Karanlığın verdiği bu hayallere şaşmamak elde değil doğrusu… Daha bir gün öncesinde ne kadar mutlu olan masal kahramanı, bu denli yalnız bu denli karanlığa yenik bu denli bitmiş olamazdı… Düne tekrar dönmek istemedi. Dün sadece o hazlarda, kendisine hediye edilmiş o mutlulukta kalmalıydı. Daha sonrasını düşünmek istemedi. O ürktükçe anılar daha çok yakasına yapıştı. Gerçeği kendinden saklamak istedi o gece. Onun gitmediğini bağırdı çağırdı kendini sıkıştıran duvarlara. Her çığlığında kılıcının, kuşağının, elindeki güçlerin yuvarlanan insanların hikayesini biliyordu. Kendine geldi. Yerinden kalkıp son kez masalla gerçeğin arasındaki o çizgide dikkatli bir şekilde telefonu açtı gitmesinin ardından.

Ben sensiz yapamam…
Ben de…

İşte sihirli sözcükler bu kadar basitti. Bütün hayal ürünleri geri döndü bir gece sonra. Bir ‘seni seviyorum’ cümlesinin bir günlük eksikliği ona her şeyi kaybettirmişti. Öyle ya, bizi biz yapan şeyleri bulmak gerekir hayatta. O bunu başarmıştı. Ona ait olan şeyin hayal dünyasını ne kadar çok etkilediğiydi. Gerçeğin bir önemi yoktu aslında. Neden ayrıldılar’ın bir önemi yoktu. Çünkü Bu aşk hayallerin ilmek ilmek ördüğü, kışın ortasında sıcacık tuttuğu bir masaldı. Her fani gibi, kısa bir kabustan uyanıp pencereyi açtı. Dört duvar dar değildi artık ona. Anladı ki hayaller gerçeğin aynısıdır. Hayalinin peşinden gitmek gerçeğini aramaktır. Daha güçlü olmak için kılıcına daha çok sarıldı. Şehre bakıp nice yorgun savaşçılar gördü. Kimilerinin kılıcı daha yeni parlıyordu, kimilerinki kırık… Pencereye yaslanıp hayallerin en güzelini düşünmeye başladı…

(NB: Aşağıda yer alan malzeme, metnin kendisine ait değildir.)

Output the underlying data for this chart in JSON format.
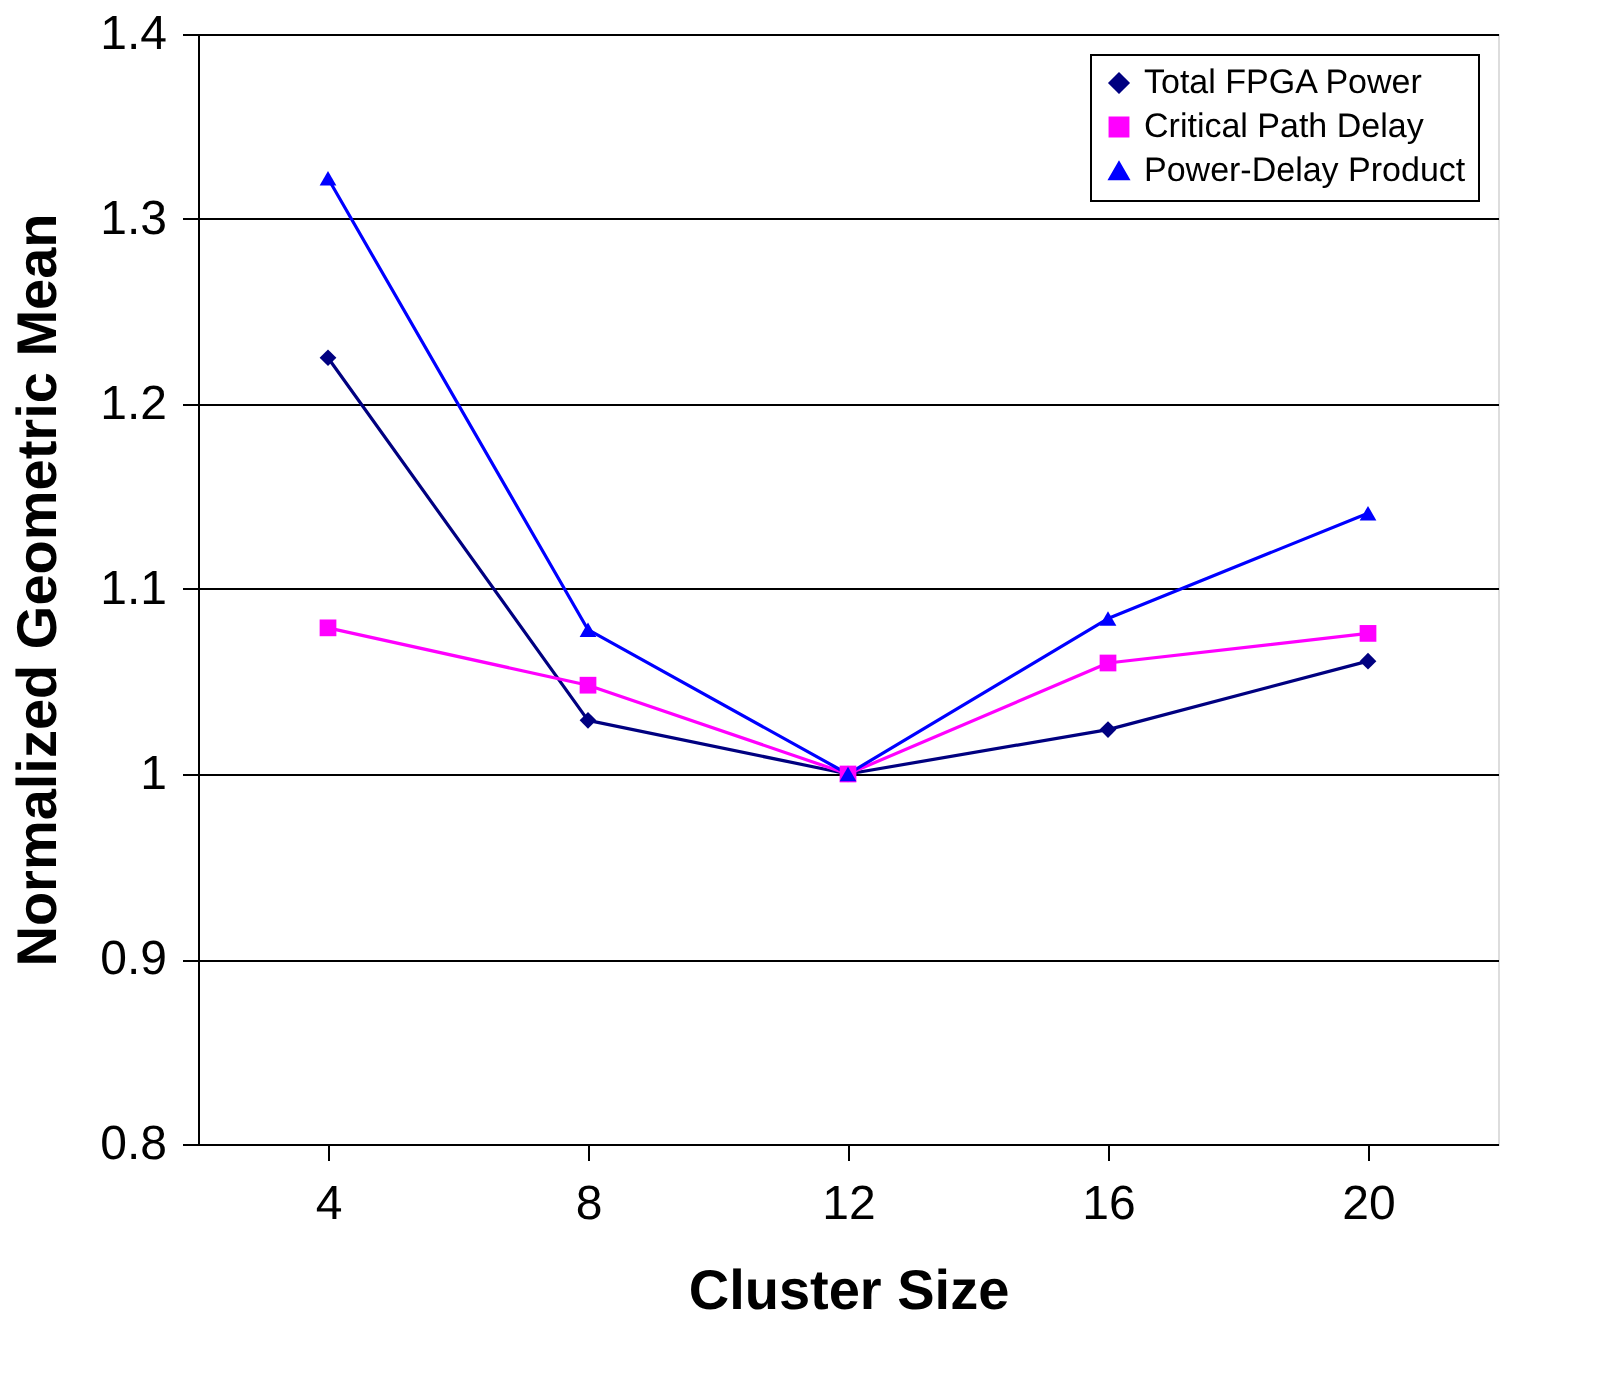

Ve yaşamaktı hayal! Hayata yeniden sarılmaktı.kılcını kuşanıp gerçekle savaşmaktı. En güzeli uğruna yaşadığı insanlar için yaşamaktı…
Bu hikayedeki bütün ışıklar zaten hep yanıyordu. Karanlık ancak düşününce geliyordu. Ve karanlığı yaratan insanlık, isteyince ve azmedince hep aydınlığa çıkabiliyordu.
Ve yaşamak, pes etmek yerine
Ve bağlanmak en güçlü duygulara…
Hayat masalsa ya da gerçekse
Kimin umrunda
Yaşamak bir ömür mutlulukla…



Bir teşşekkür yetecektir
 

yagmurROCK

New member
Çünkü Bu aşk hayallerin ilmek ilmek ördüğü, kışın ortasında sıcacık tuttuğu bir masaldı.!!!!!!!!!!!!! Masaldı.!!
neden gerçek olmadı neden masal bitti. Seven insan sevdiğini hiç üzermi? damla gözyaşına kıyamazken ben..bu kadar kolaymıydı kıymak bir bir hayallere, yaşanmışlıklara, sahiplik duygusuna..evet sadece bana ait dediğim sevgili... neden başkalarının oldun...neden?